2. Premiums are skyrocketing
The news is abuzz, Somers asserts, with stories of “premiums are doubling and tripling.” I can’t be sure what news sites Somers is visiting, but there is little evidence to support that claim. Sure, unsubsidized premiums for individuals will be a little higher, but about 80 percent of individual enrollees won’t pay the sticker price because they will receive subsidies. Moreover, these people will, according to Kaiser Family Foundation, be getting better insurance, with capped out-of-pocket costs that include benefits like maternal care and mental health.
3. Cuts to Medicare are unfair to seniors.
The ACA made $700 billion in cuts to Medicare over 10 years. These cuts weren’t to benefits, but to reimbursements rates for doctors and hospitals. So far, these cuts have not had any impact on the elderly enrolled in Medicare Advantage plans. In fact, the program has seen an unexpected 30 percent increase since the health care law was enacted. And as a direct result of the new law, more than 6.6 million seniors with Medicare have saved over $7 billion on prescription drugs.

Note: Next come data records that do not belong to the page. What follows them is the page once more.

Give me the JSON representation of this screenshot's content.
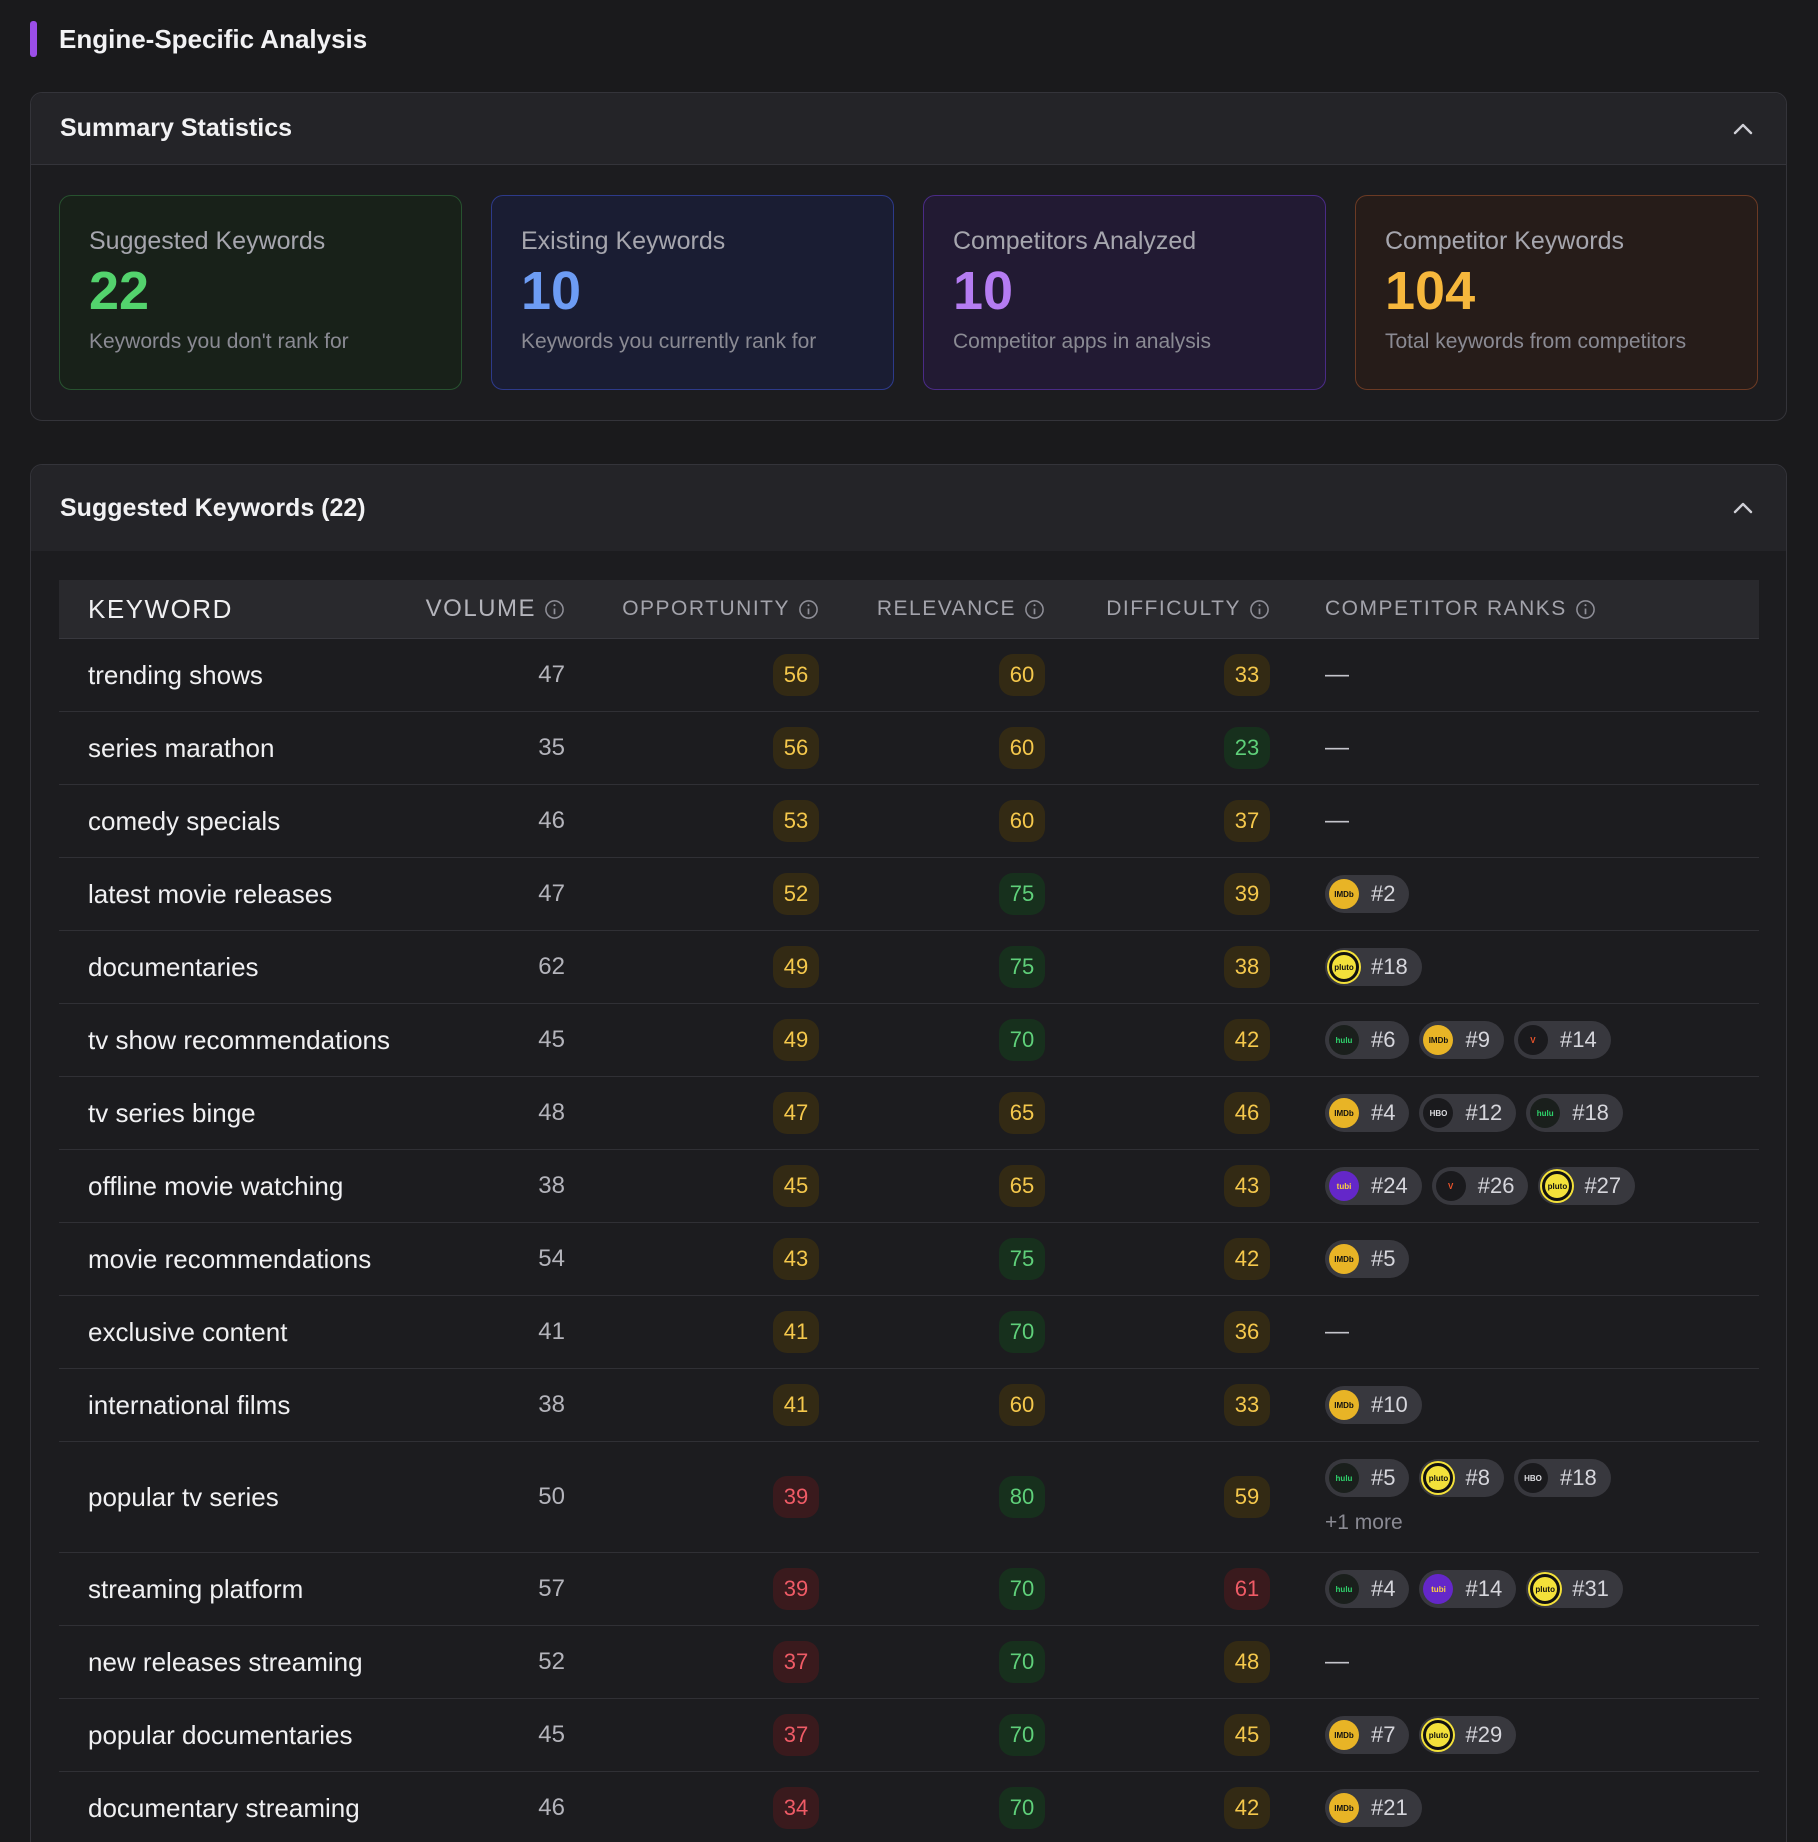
{
  "section": {
    "title": "Engine-Specific Analysis",
    "accent": "#9b4ee8"
  },
  "summary": {
    "title": "Summary Statistics",
    "cards": [
      {
        "label": "Suggested Keywords",
        "value": "22",
        "desc": "Keywords you don't rank for",
        "color": "#53d36d"
      },
      {
        "label": "Existing Keywords",
        "value": "10",
        "desc": "Keywords you currently rank for",
        "color": "#6d9cf4"
      },
      {
        "label": "Competitors Analyzed",
        "value": "10",
        "desc": "Competitor apps in analysis",
        "color": "#b57cf2"
      },
      {
        "label": "Competitor Keywords",
        "value": "104",
        "desc": "Total keywords from competitors",
        "color": "#f6b73c"
      }
    ]
  },
  "keywords": {
    "title": "Suggested Keywords (22)",
    "columns": [
      "KEYWORD",
      "VOLUME",
      "OPPORTUNITY",
      "RELEVANCE",
      "DIFFICULTY",
      "COMPETITOR RANKS"
    ],
    "rows": [
      {
        "keyword": "trending shows",
        "volume": "47",
        "opportunity": "56",
        "opp_level": "y",
        "relevance": "60",
        "rel_level": "y",
        "difficulty": "33",
        "dif_level": "y",
        "ranks": []
      },
      {
        "keyword": "series marathon",
        "volume": "35",
        "opportunity": "56",
        "opp_level": "y",
        "relevance": "60",
        "rel_level": "y",
        "difficulty": "23",
        "dif_level": "g",
        "ranks": []
      },
      {
        "keyword": "comedy specials",
        "volume": "46",
        "opportunity": "53",
        "opp_level": "y",
        "relevance": "60",
        "rel_level": "y",
        "difficulty": "37",
        "dif_level": "y",
        "ranks": []
      },
      {
        "keyword": "latest movie releases",
        "volume": "47",
        "opportunity": "52",
        "opp_level": "y",
        "relevance": "75",
        "rel_level": "g",
        "difficulty": "39",
        "dif_level": "y",
        "ranks": [
          {
            "app": "imdb",
            "rank": "#2"
          }
        ]
      },
      {
        "keyword": "documentaries",
        "volume": "62",
        "opportunity": "49",
        "opp_level": "y",
        "relevance": "75",
        "rel_level": "g",
        "difficulty": "38",
        "dif_level": "y",
        "ranks": [
          {
            "app": "pluto",
            "rank": "#18"
          }
        ]
      },
      {
        "keyword": "tv show recommendations",
        "volume": "45",
        "opportunity": "49",
        "opp_level": "y",
        "relevance": "70",
        "rel_level": "g",
        "difficulty": "42",
        "dif_level": "y",
        "ranks": [
          {
            "app": "hulu",
            "rank": "#6"
          },
          {
            "app": "imdb",
            "rank": "#9"
          },
          {
            "app": "vudu",
            "rank": "#14"
          }
        ]
      },
      {
        "keyword": "tv series binge",
        "volume": "48",
        "opportunity": "47",
        "opp_level": "y",
        "relevance": "65",
        "rel_level": "y",
        "difficulty": "46",
        "dif_level": "y",
        "ranks": [
          {
            "app": "imdb",
            "rank": "#4"
          },
          {
            "app": "hbo",
            "rank": "#12"
          },
          {
            "app": "hulu",
            "rank": "#18"
          }
        ]
      },
      {
        "keyword": "offline movie watching",
        "volume": "38",
        "opportunity": "45",
        "opp_level": "y",
        "relevance": "65",
        "rel_level": "y",
        "difficulty": "43",
        "dif_level": "y",
        "ranks": [
          {
            "app": "tubi",
            "rank": "#24"
          },
          {
            "app": "vudu",
            "rank": "#26"
          },
          {
            "app": "pluto",
            "rank": "#27"
          }
        ]
      },
      {
        "keyword": "movie recommendations",
        "volume": "54",
        "opportunity": "43",
        "opp_level": "y",
        "relevance": "75",
        "rel_level": "g",
        "difficulty": "42",
        "dif_level": "y",
        "ranks": [
          {
            "app": "imdb",
            "rank": "#5"
          }
        ]
      },
      {
        "keyword": "exclusive content",
        "volume": "41",
        "opportunity": "41",
        "opp_level": "y",
        "relevance": "70",
        "rel_level": "g",
        "difficulty": "36",
        "dif_level": "y",
        "ranks": []
      },
      {
        "keyword": "international films",
        "volume": "38",
        "opportunity": "41",
        "opp_level": "y",
        "relevance": "60",
        "rel_level": "y",
        "difficulty": "33",
        "dif_level": "y",
        "ranks": [
          {
            "app": "imdb",
            "rank": "#10"
          }
        ]
      },
      {
        "keyword": "popular tv series",
        "volume": "50",
        "opportunity": "39",
        "opp_level": "r",
        "relevance": "80",
        "rel_level": "g",
        "difficulty": "59",
        "dif_level": "y",
        "ranks": [
          {
            "app": "hulu",
            "rank": "#5"
          },
          {
            "app": "pluto",
            "rank": "#8"
          },
          {
            "app": "hbo",
            "rank": "#18"
          }
        ],
        "more": "+1 more"
      },
      {
        "keyword": "streaming platform",
        "volume": "57",
        "opportunity": "39",
        "opp_level": "r",
        "relevance": "70",
        "rel_level": "g",
        "difficulty": "61",
        "dif_level": "r",
        "ranks": [
          {
            "app": "hulu",
            "rank": "#4"
          },
          {
            "app": "tubi",
            "rank": "#14"
          },
          {
            "app": "pluto",
            "rank": "#31"
          }
        ]
      },
      {
        "keyword": "new releases streaming",
        "volume": "52",
        "opportunity": "37",
        "opp_level": "r",
        "relevance": "70",
        "rel_level": "g",
        "difficulty": "48",
        "dif_level": "y",
        "ranks": []
      },
      {
        "keyword": "popular documentaries",
        "volume": "45",
        "opportunity": "37",
        "opp_level": "r",
        "relevance": "70",
        "rel_level": "g",
        "difficulty": "45",
        "dif_level": "y",
        "ranks": [
          {
            "app": "imdb",
            "rank": "#7"
          },
          {
            "app": "pluto",
            "rank": "#29"
          }
        ]
      },
      {
        "keyword": "documentary streaming",
        "volume": "46",
        "opportunity": "34",
        "opp_level": "r",
        "relevance": "70",
        "rel_level": "g",
        "difficulty": "42",
        "dif_level": "y",
        "ranks": [
          {
            "app": "imdb",
            "rank": "#21"
          }
        ]
      }
    ],
    "empty_rank": "—"
  }
}
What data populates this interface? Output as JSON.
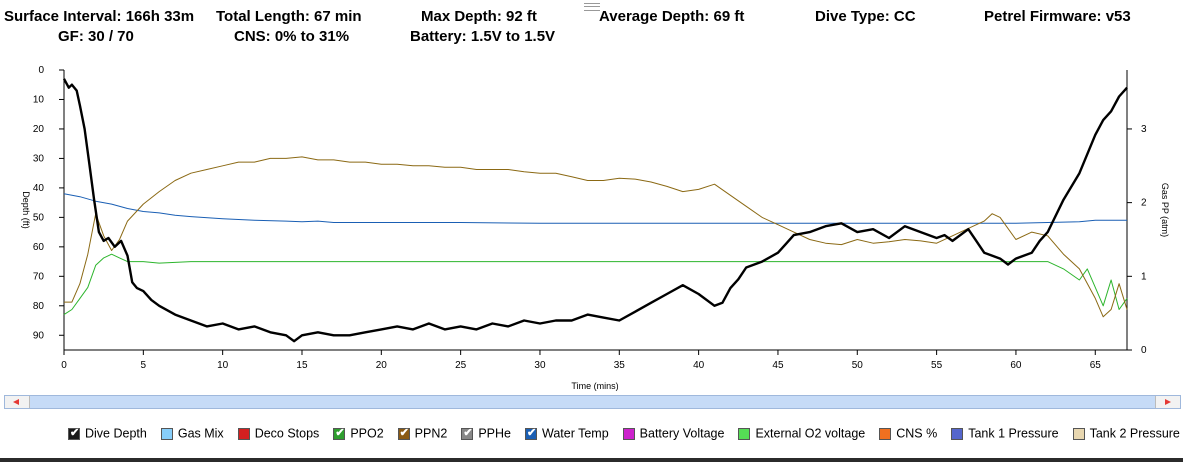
{
  "header": {
    "surface_interval": "Surface Interval: 166h 33m",
    "gf": "GF: 30 / 70",
    "total_length": "Total Length: 67 min",
    "cns": "CNS: 0% to 31%",
    "max_depth": "Max Depth: 92 ft",
    "battery": "Battery: 1.5V to 1.5V",
    "average_depth": "Average Depth: 69 ft",
    "dive_type": "Dive Type: CC",
    "firmware": "Petrel Firmware: v53"
  },
  "chart_data": {
    "type": "line",
    "xlabel": "Time (mins)",
    "ylabel": "Depth (ft)",
    "y2label": "Gas PP (atm)",
    "xlim": [
      0,
      67
    ],
    "ylim": [
      0,
      95
    ],
    "y2lim": [
      0,
      3.8
    ],
    "x_ticks": [
      0,
      5,
      10,
      15,
      20,
      25,
      30,
      35,
      40,
      45,
      50,
      55,
      60,
      65
    ],
    "y_ticks": [
      0,
      10,
      20,
      30,
      40,
      50,
      60,
      70,
      80,
      90
    ],
    "y2_ticks": [
      0,
      1,
      2,
      3
    ],
    "grid": false,
    "series": [
      {
        "name": "Dive Depth",
        "axis": "left",
        "color": "#000000",
        "points": [
          [
            0,
            3
          ],
          [
            0.3,
            6
          ],
          [
            0.5,
            5
          ],
          [
            0.8,
            7
          ],
          [
            1,
            12
          ],
          [
            1.3,
            20
          ],
          [
            1.6,
            32
          ],
          [
            1.9,
            44
          ],
          [
            2.2,
            55
          ],
          [
            2.5,
            58
          ],
          [
            2.8,
            57
          ],
          [
            3.2,
            60
          ],
          [
            3.6,
            58
          ],
          [
            4,
            63
          ],
          [
            4.3,
            72
          ],
          [
            4.6,
            74
          ],
          [
            5,
            75
          ],
          [
            5.5,
            78
          ],
          [
            6,
            80
          ],
          [
            7,
            83
          ],
          [
            8,
            85
          ],
          [
            9,
            87
          ],
          [
            10,
            86
          ],
          [
            11,
            88
          ],
          [
            12,
            87
          ],
          [
            13,
            89
          ],
          [
            14,
            90
          ],
          [
            14.5,
            92
          ],
          [
            15,
            90
          ],
          [
            16,
            89
          ],
          [
            17,
            90
          ],
          [
            18,
            90
          ],
          [
            19,
            89
          ],
          [
            20,
            88
          ],
          [
            21,
            87
          ],
          [
            22,
            88
          ],
          [
            23,
            86
          ],
          [
            24,
            88
          ],
          [
            25,
            87
          ],
          [
            26,
            88
          ],
          [
            27,
            86
          ],
          [
            28,
            87
          ],
          [
            29,
            85
          ],
          [
            30,
            86
          ],
          [
            31,
            85
          ],
          [
            32,
            85
          ],
          [
            33,
            83
          ],
          [
            34,
            84
          ],
          [
            35,
            85
          ],
          [
            36,
            82
          ],
          [
            37,
            79
          ],
          [
            38,
            76
          ],
          [
            39,
            73
          ],
          [
            40,
            76
          ],
          [
            41,
            80
          ],
          [
            41.5,
            79
          ],
          [
            42,
            74
          ],
          [
            42.5,
            71
          ],
          [
            43,
            67
          ],
          [
            44,
            65
          ],
          [
            45,
            62
          ],
          [
            45.5,
            59
          ],
          [
            46,
            56
          ],
          [
            47,
            55
          ],
          [
            48,
            53
          ],
          [
            49,
            52
          ],
          [
            50,
            55
          ],
          [
            51,
            54
          ],
          [
            52,
            57
          ],
          [
            53,
            53
          ],
          [
            54,
            55
          ],
          [
            55,
            57
          ],
          [
            55.5,
            56
          ],
          [
            56,
            58
          ],
          [
            57,
            54
          ],
          [
            57.5,
            58
          ],
          [
            58,
            62
          ],
          [
            59,
            64
          ],
          [
            59.5,
            66
          ],
          [
            60,
            64
          ],
          [
            61,
            62
          ],
          [
            61.5,
            58
          ],
          [
            62,
            55
          ],
          [
            63,
            44
          ],
          [
            64,
            35
          ],
          [
            65,
            22
          ],
          [
            65.5,
            17
          ],
          [
            66,
            14
          ],
          [
            66.5,
            9
          ],
          [
            67,
            6
          ]
        ]
      },
      {
        "name": "PPN2",
        "axis": "right",
        "color": "#8b6914",
        "points": [
          [
            0,
            0.65
          ],
          [
            0.5,
            0.65
          ],
          [
            1,
            0.9
          ],
          [
            1.5,
            1.3
          ],
          [
            2,
            1.85
          ],
          [
            2.5,
            1.55
          ],
          [
            3,
            1.35
          ],
          [
            3.5,
            1.5
          ],
          [
            4,
            1.75
          ],
          [
            5,
            1.98
          ],
          [
            6,
            2.15
          ],
          [
            7,
            2.3
          ],
          [
            8,
            2.4
          ],
          [
            9,
            2.45
          ],
          [
            10,
            2.5
          ],
          [
            11,
            2.55
          ],
          [
            12,
            2.55
          ],
          [
            13,
            2.6
          ],
          [
            14,
            2.6
          ],
          [
            15,
            2.62
          ],
          [
            16,
            2.58
          ],
          [
            17,
            2.58
          ],
          [
            18,
            2.55
          ],
          [
            19,
            2.55
          ],
          [
            20,
            2.52
          ],
          [
            21,
            2.52
          ],
          [
            22,
            2.5
          ],
          [
            23,
            2.5
          ],
          [
            24,
            2.48
          ],
          [
            25,
            2.48
          ],
          [
            26,
            2.45
          ],
          [
            27,
            2.45
          ],
          [
            28,
            2.45
          ],
          [
            29,
            2.42
          ],
          [
            30,
            2.4
          ],
          [
            31,
            2.4
          ],
          [
            32,
            2.35
          ],
          [
            33,
            2.3
          ],
          [
            34,
            2.3
          ],
          [
            35,
            2.33
          ],
          [
            36,
            2.32
          ],
          [
            37,
            2.28
          ],
          [
            38,
            2.22
          ],
          [
            39,
            2.15
          ],
          [
            40,
            2.18
          ],
          [
            41,
            2.25
          ],
          [
            42,
            2.1
          ],
          [
            43,
            1.95
          ],
          [
            44,
            1.8
          ],
          [
            45,
            1.7
          ],
          [
            46,
            1.6
          ],
          [
            47,
            1.5
          ],
          [
            48,
            1.45
          ],
          [
            49,
            1.43
          ],
          [
            50,
            1.5
          ],
          [
            51,
            1.45
          ],
          [
            52,
            1.47
          ],
          [
            53,
            1.5
          ],
          [
            54,
            1.48
          ],
          [
            55,
            1.45
          ],
          [
            56,
            1.55
          ],
          [
            57,
            1.65
          ],
          [
            58,
            1.75
          ],
          [
            58.5,
            1.85
          ],
          [
            59,
            1.8
          ],
          [
            60,
            1.5
          ],
          [
            61,
            1.6
          ],
          [
            62,
            1.55
          ],
          [
            63,
            1.3
          ],
          [
            64,
            1.1
          ],
          [
            65,
            0.7
          ],
          [
            65.5,
            0.45
          ],
          [
            66,
            0.55
          ],
          [
            66.5,
            0.9
          ],
          [
            67,
            0.55
          ]
        ]
      },
      {
        "name": "PPO2",
        "axis": "right",
        "color": "#2db52d",
        "points": [
          [
            0,
            0.48
          ],
          [
            0.5,
            0.55
          ],
          [
            1,
            0.7
          ],
          [
            1.5,
            0.85
          ],
          [
            2,
            1.15
          ],
          [
            2.5,
            1.25
          ],
          [
            3,
            1.3
          ],
          [
            3.5,
            1.25
          ],
          [
            4,
            1.2
          ],
          [
            5,
            1.2
          ],
          [
            6,
            1.18
          ],
          [
            8,
            1.2
          ],
          [
            10,
            1.2
          ],
          [
            12,
            1.2
          ],
          [
            14,
            1.2
          ],
          [
            16,
            1.2
          ],
          [
            18,
            1.2
          ],
          [
            20,
            1.2
          ],
          [
            22,
            1.2
          ],
          [
            24,
            1.2
          ],
          [
            26,
            1.2
          ],
          [
            28,
            1.2
          ],
          [
            30,
            1.2
          ],
          [
            32,
            1.2
          ],
          [
            34,
            1.2
          ],
          [
            36,
            1.2
          ],
          [
            38,
            1.2
          ],
          [
            40,
            1.2
          ],
          [
            42,
            1.2
          ],
          [
            44,
            1.2
          ],
          [
            46,
            1.2
          ],
          [
            48,
            1.2
          ],
          [
            50,
            1.2
          ],
          [
            52,
            1.2
          ],
          [
            54,
            1.2
          ],
          [
            56,
            1.2
          ],
          [
            58,
            1.2
          ],
          [
            60,
            1.2
          ],
          [
            62,
            1.2
          ],
          [
            63,
            1.1
          ],
          [
            64,
            0.95
          ],
          [
            64.5,
            1.1
          ],
          [
            65,
            0.85
          ],
          [
            65.5,
            0.6
          ],
          [
            66,
            0.95
          ],
          [
            66.5,
            0.55
          ],
          [
            67,
            0.7
          ]
        ]
      },
      {
        "name": "Water Temp",
        "axis": "right",
        "color": "#1a5fb4",
        "points": [
          [
            0,
            2.12
          ],
          [
            1,
            2.08
          ],
          [
            2,
            2.02
          ],
          [
            3,
            1.98
          ],
          [
            4,
            1.92
          ],
          [
            5,
            1.88
          ],
          [
            6,
            1.86
          ],
          [
            7,
            1.83
          ],
          [
            8,
            1.81
          ],
          [
            10,
            1.78
          ],
          [
            12,
            1.76
          ],
          [
            14,
            1.75
          ],
          [
            15,
            1.74
          ],
          [
            16,
            1.75
          ],
          [
            17,
            1.73
          ],
          [
            20,
            1.73
          ],
          [
            25,
            1.73
          ],
          [
            30,
            1.72
          ],
          [
            35,
            1.72
          ],
          [
            40,
            1.72
          ],
          [
            45,
            1.72
          ],
          [
            50,
            1.72
          ],
          [
            55,
            1.72
          ],
          [
            60,
            1.72
          ],
          [
            62,
            1.73
          ],
          [
            64,
            1.74
          ],
          [
            65,
            1.76
          ],
          [
            67,
            1.76
          ]
        ]
      }
    ],
    "legend": [
      {
        "label": "Dive Depth",
        "color": "#1a1a1a",
        "checked": true
      },
      {
        "label": "Gas Mix",
        "color": "#87cefa",
        "checked": false
      },
      {
        "label": "Deco Stops",
        "color": "#d42020",
        "checked": false
      },
      {
        "label": "PPO2",
        "color": "#2e9e2e",
        "checked": true
      },
      {
        "label": "PPN2",
        "color": "#8b5a14",
        "checked": true
      },
      {
        "label": "PPHe",
        "color": "#888888",
        "checked": true
      },
      {
        "label": "Water Temp",
        "color": "#1a5fb4",
        "checked": true
      },
      {
        "label": "Battery Voltage",
        "color": "#cc22cc",
        "checked": false
      },
      {
        "label": "External O2 voltage",
        "color": "#55dd55",
        "checked": false
      },
      {
        "label": "CNS %",
        "color": "#f07020",
        "checked": false
      },
      {
        "label": "Tank 1 Pressure",
        "color": "#5566cc",
        "checked": false
      },
      {
        "label": "Tank 2 Pressure",
        "color": "#e8d7b0",
        "checked": false
      }
    ]
  }
}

4. Obamacare violates privacy rights.
Somers says the “most frightening” aspect of the ACA is that, “your most intimate and personal information is now up for grabs.” As far as I can tell, she’s alluding to this report in the Weekly Standard on the source code of a Healthcare.gov page, a portion of which states that users, “have no reasonable expectation of privacy regarding any communication or data transiting or stored” on the site. Texas Rep. Joe Barton also referenced the report in a congressional hearing last week, asking, “How in the world can this be HIPAA compliant?"
A couple things: First, it’s neither rational nor legal to hide provisions of a contract in the code used to build a webpage. This language in the source code had been “commented out,” meaning a programmer said, “This shouldn’t be displayed on the site.” Maybe it was being used as a placeholder and never taken out. It may be strange, but it’s inconsequential, and no one signing up for insurance on the marketplace has waived his or her right to privacy because if it. In fact, the online marketplaces come with pretty strong privacy safeguards.
5. Canadian doctors are heading to the U.S. to make money.
Despite what Ms. Somers has heard from her husband’s cousins, Canadian doctors are not leaving en masse for the U.S. In fact, more doctors move into Canada than move out.